A lot depends on the client list, are there solid clients, appropriate work papers, experienced staff secured by an employment contract? Do the clients span a wide age bracket, do they have successful businesses, money to invest, etc? Where is the location of the practice, if in a small regional area, it may be more difficult to sell and require an understanding local firm to take over the practice and pay it off over time.
Perhaps the better question is, what stops a practice from selling? Often this is the owner/s. The owner may say they want to sell, but are lost, not understanding what to do. Also, in some small firms, one partner may want to sell but the other not so, makes it difficult.
Some practices gradually run down, no new clients are taken on, those that stay do so for special services, often away from normal accounting work. Some senior accountants provide significant family counselling services. For some elderly people, often the very rich, the only person they trust at the end of their life is their accountant. How can that trust be sold? This requires a careful selection and introduction of the purchasers. The vendor/s need to stay around to ease the transfer.

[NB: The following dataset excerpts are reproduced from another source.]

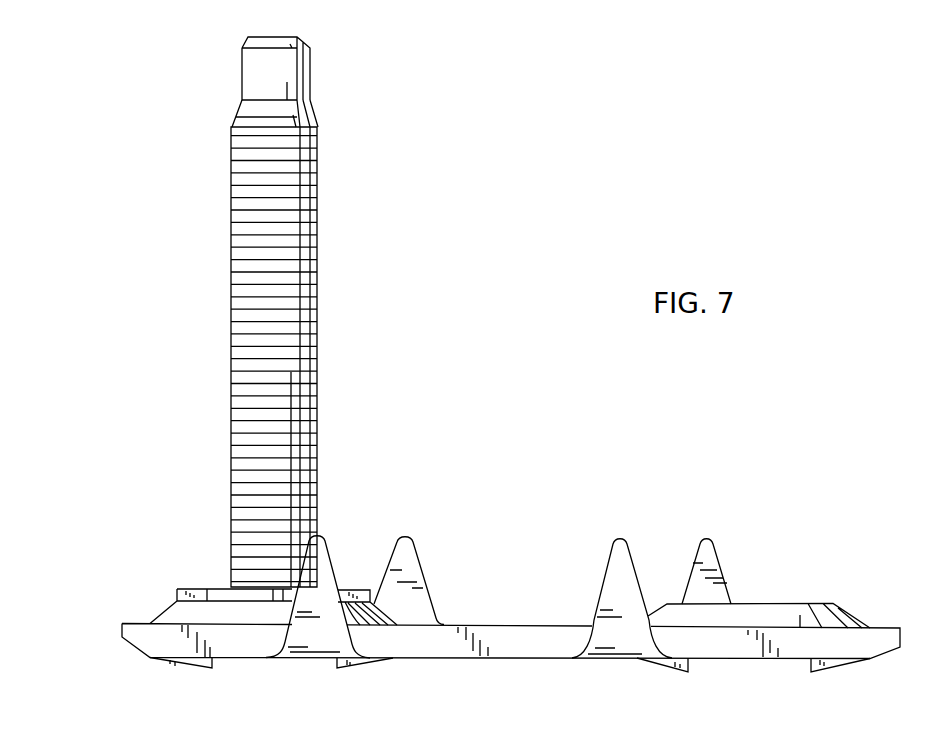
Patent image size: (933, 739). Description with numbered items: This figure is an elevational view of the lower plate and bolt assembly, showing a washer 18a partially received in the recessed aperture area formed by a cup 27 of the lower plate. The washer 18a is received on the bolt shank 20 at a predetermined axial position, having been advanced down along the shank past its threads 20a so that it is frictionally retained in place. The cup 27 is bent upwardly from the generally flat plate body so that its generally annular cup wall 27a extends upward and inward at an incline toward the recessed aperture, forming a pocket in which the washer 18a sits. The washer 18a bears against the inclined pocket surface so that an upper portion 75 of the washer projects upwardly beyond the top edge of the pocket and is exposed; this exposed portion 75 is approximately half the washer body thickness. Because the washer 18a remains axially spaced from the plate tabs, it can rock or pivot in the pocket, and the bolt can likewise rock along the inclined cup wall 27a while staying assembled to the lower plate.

The bolt shank 20 is at (349, 312).
The threads 20a is at (317, 423).
The washer 18a is at (211, 566).
The upper portion of the washer 75 is at (370, 589).
The cup 27 is at (163, 604).
The cup wall 27a is at (845, 621).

Though the practice may have dropped fees, there is usually still some ongoing compliance work, it can be sold. Also, if the practitioner is willing to stay on, with an invigorated team behind him or her, new clients can be introduced. This therefore requires a payment option whereby the vendor receives extra money, for new clients introduced.
Some practitioners are just too busy to face the process of selling. They don’t know what to do and how to do it. The project therefore just keeps getting deferred.
For those practitioners who want to sell, they have the option to use a practice broker. Most brokers are very careful and won’t promote a sale to someone who will destroy the old firm. Yes, brokers charge a significant fee, but act for vendors to help promote and ease the sale along. Also, they know buyers, especially those who have previously successfully bought fees, they know buyers with borrowing capacity and the ethics to honour the deal.
I do hear stories of the most awful unethical and dishonest accountants, both from the selling and purchasing side. Vendors do need to be careful.
Another option is to speak with colleagues and practice consultants.
The process is to analyse your client base, update your data base, ensure your IT system is properly backed up, if possible make sure staff have signed employment contracts, then identify possible purchasers and go through the vetting process. Next handle the sales process. Confidentiality is important, another reason for using a practice broker.
If this is not something where you have experience, using a consultant/practice broker makes sense. They will also keep you focussing on the sale, so you do not get lost in all the day to day issues of client work. That way it will not become too late to sell.